The government’s plan to turn parts of the London 2012 Olympic Park into a hub for technology companies is flawed, Huddle’s CEO Alastair Mitchell has told CBR.
As part of the government’s Tech City initiative, plans were made to turn the press and media centre into an "accelerator" space for start-ups, providing office space and mentorship to help UK companies develop. Prime minister David Cameron also wanted to entice major international companies to the area, he said.
However that part of the initiative has received a fair bit of criticism. Recently, a report said the focus on expanding the existing hub from Shoreditch out to Stratford, Hackney Wick and the Olympic Park could have negative consequences. The report, by think tank Centre for London, said the initiative risks losing its primary focus if its attention is shifted further east.
Huddle’s co-founder and CEO, Alastair Mitchell, agrees. His company is based right in the heart of Shoreditch, with offices overlooking the Old Street roundabout, which has given the area its Silicon Roundabout moniker.
"It’s great that it’s provided a spotlight in the tech industry but it is aimed wrong," he told CBR. "I know they are trying to build initiative after the games and they will be successful in some ways but it will be like a big office park."

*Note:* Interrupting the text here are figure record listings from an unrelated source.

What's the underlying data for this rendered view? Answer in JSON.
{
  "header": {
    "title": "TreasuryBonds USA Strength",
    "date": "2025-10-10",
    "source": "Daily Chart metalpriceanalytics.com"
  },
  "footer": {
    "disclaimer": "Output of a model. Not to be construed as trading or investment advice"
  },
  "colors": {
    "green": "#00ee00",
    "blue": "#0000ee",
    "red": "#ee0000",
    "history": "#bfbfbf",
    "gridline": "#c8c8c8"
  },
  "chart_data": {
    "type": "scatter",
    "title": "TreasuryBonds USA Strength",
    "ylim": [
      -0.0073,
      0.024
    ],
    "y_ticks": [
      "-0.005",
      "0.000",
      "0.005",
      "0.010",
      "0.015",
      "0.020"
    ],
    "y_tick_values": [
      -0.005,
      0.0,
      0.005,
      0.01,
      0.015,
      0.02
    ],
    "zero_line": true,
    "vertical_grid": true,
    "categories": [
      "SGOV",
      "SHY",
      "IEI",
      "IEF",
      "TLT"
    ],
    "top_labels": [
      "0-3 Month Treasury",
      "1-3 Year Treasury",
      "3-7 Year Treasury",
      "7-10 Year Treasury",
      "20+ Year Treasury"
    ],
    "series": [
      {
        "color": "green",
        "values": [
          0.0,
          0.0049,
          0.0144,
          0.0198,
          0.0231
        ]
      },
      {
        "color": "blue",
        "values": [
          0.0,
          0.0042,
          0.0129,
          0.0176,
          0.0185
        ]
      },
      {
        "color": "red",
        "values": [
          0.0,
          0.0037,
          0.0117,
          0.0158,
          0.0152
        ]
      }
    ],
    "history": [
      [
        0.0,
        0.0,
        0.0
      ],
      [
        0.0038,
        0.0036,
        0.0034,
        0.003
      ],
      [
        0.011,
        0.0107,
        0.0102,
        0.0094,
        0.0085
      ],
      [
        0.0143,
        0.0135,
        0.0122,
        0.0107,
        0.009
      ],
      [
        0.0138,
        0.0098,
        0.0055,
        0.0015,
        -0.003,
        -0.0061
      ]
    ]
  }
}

It is telling that Google recently opened its Campus right in Shoreditch rather than any closer to the Olympic Park, Mitchell said. "There will be some big tech companies there, like Microsoft is in Victoria. But that doesn’t mean Victoria is the tech hub of London," he added.
However there are some positive aspects of the plan, Mitchell said. "Hopefully the area from here to the Olympic Park will become more of a stretch that will rival Reading and the M4 corridor. That would be great – an alternative M4 corridor, with the start-ups here and the big companies up in the Park," he said.
In fact, Huddle is close to hitting the capacity of its current office space and will be looking to move in the not too distant future. The cloud collaboration company will definitely be staying in the area though.
There are similarities between Shoreditch and Silicon Valley, he says, although obviously London’s scene is on a much smaller scale. "In the Valley all the coffee shops are filled the tech people," he said. "Now here people tweet to me saying they are having a coffee in the shop across the road and can see me at my desk. There is a real scene here and people are talking about it."